Troubleshooting Varnish with Magento 2

tl;dr: Set the launch parameter:


http_resp_hdr_len

to something very large if you are using Varnish with Magento 2. The default is not enough, and terrible things can happen to you if you don't change this.


Magento 2 uses Varnish as its full page caching back-end. This is terrific, and it's quite well implemented. Magento will generate a VCL for you from a template, and carefully craft HTTP response headers to get Varnish to do the right thing.

But it can cause problems if you're not careful. We recently enabled Varnish on one of our Magento 2 sites, only to find that while most pages were served startlingly quickly, a large fraction of category pages were giving us "503: Backend Fetch Failed" errors.

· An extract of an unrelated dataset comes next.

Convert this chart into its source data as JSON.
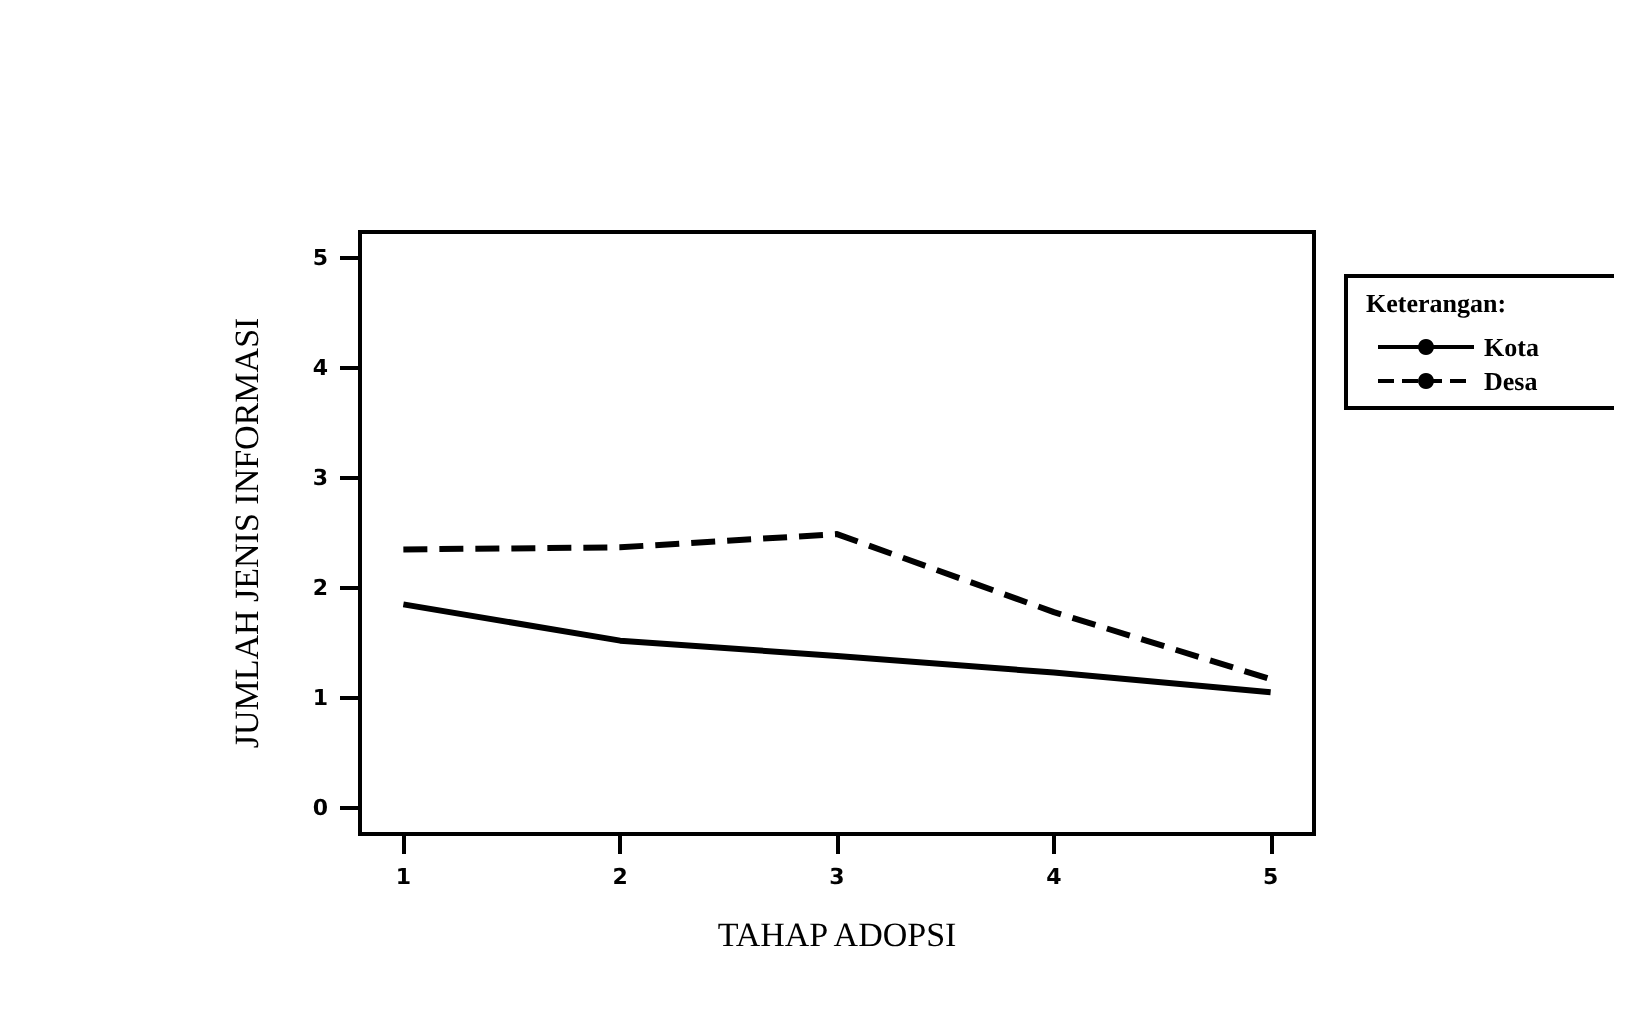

To track this down, I first tried turning on debug headers, but that wasn't enough. I was getting 503s, and I really needed to view the raw response. So I did two things:

First, I checked the logs by running:


varnishlog > /tmp/varnishlog

and searching for the error code quoted on the response page. This allowed me to view the nature of the error. I learned that it was an HTTP fetch error, caused by Magento sending a malformed HTTP response to Varnish. This seemed strange to me.

Next, I turned on full page caching in Magento, but passed web traffic directly to PHP-FPM. This allowed me to use curl to view the back end response that Varnish was complaining about.

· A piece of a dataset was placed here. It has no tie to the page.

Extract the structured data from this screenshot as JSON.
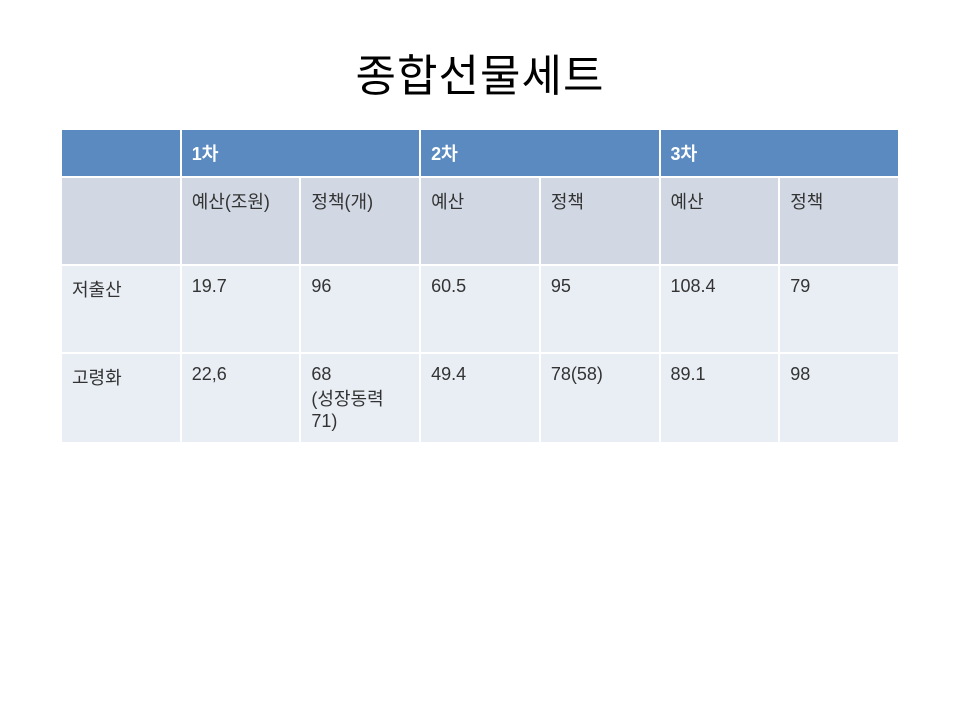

Chrome certainly didn't mind, but I passed the URL to redbot, an HTTP response validator to look at. It had no errors, but warned me that "X-Magento-Tags" was an excessively long header, with which some clients might take issue.

Finally, a lead. After Googling around for Varnish header length, I happen upon the answer: Varnish has a launch parameter


http_resp_hdr_len

By default, this is set to 8192. A quick "wc -c" of the "X-Magento-Tags" header gives somewhere around 12000. Changing this parameter fixed all my problems.

But what should I change it to? Change it to something big, okay? The rub here is that Magento adds a tag for every product in a category. And the tag is of the form "catalog_product_{{PRODUCT_ID}}". This takes up about 20 characters, which by some back of the envelope calculations gives you a hair under 400 products in a category before you hit this error. This is not an unreasonable number of products to have in a category.

If you want my advice, I'd set it to something like 30 ⨉ (maximal number of products in a category). This gives you a decent buffer, but also sets it to a sensible value. I'm not sure how Varnish allocates memory for storing responses, but my guess would be that Varnish does a malloc of "http_resp_hdr_len" ⨉ "http_max_hdr" + "http_resp_size". This would mean that your memory consumption would increase as you increase this header length limit.

My reasoning behind this is that dynamically allocating memory is very difficult, since they would have to keep some big bucket around to parse the response, and then store it somewhere else. This would also have an impact on performance, and my understanding of the philosophy of Varnish is that a bit of wasted memory is fine if it shaves more milliseconds off response time. Furthermore, why bother asking for a maximum if you're going to dynamically allocate memory? Especially if you're asking at launch and not allowing as something to be configured in VCL?

I did my good citizen thing and sent a pull request to the devdocs team with a note in the documentation that someone might want to look here.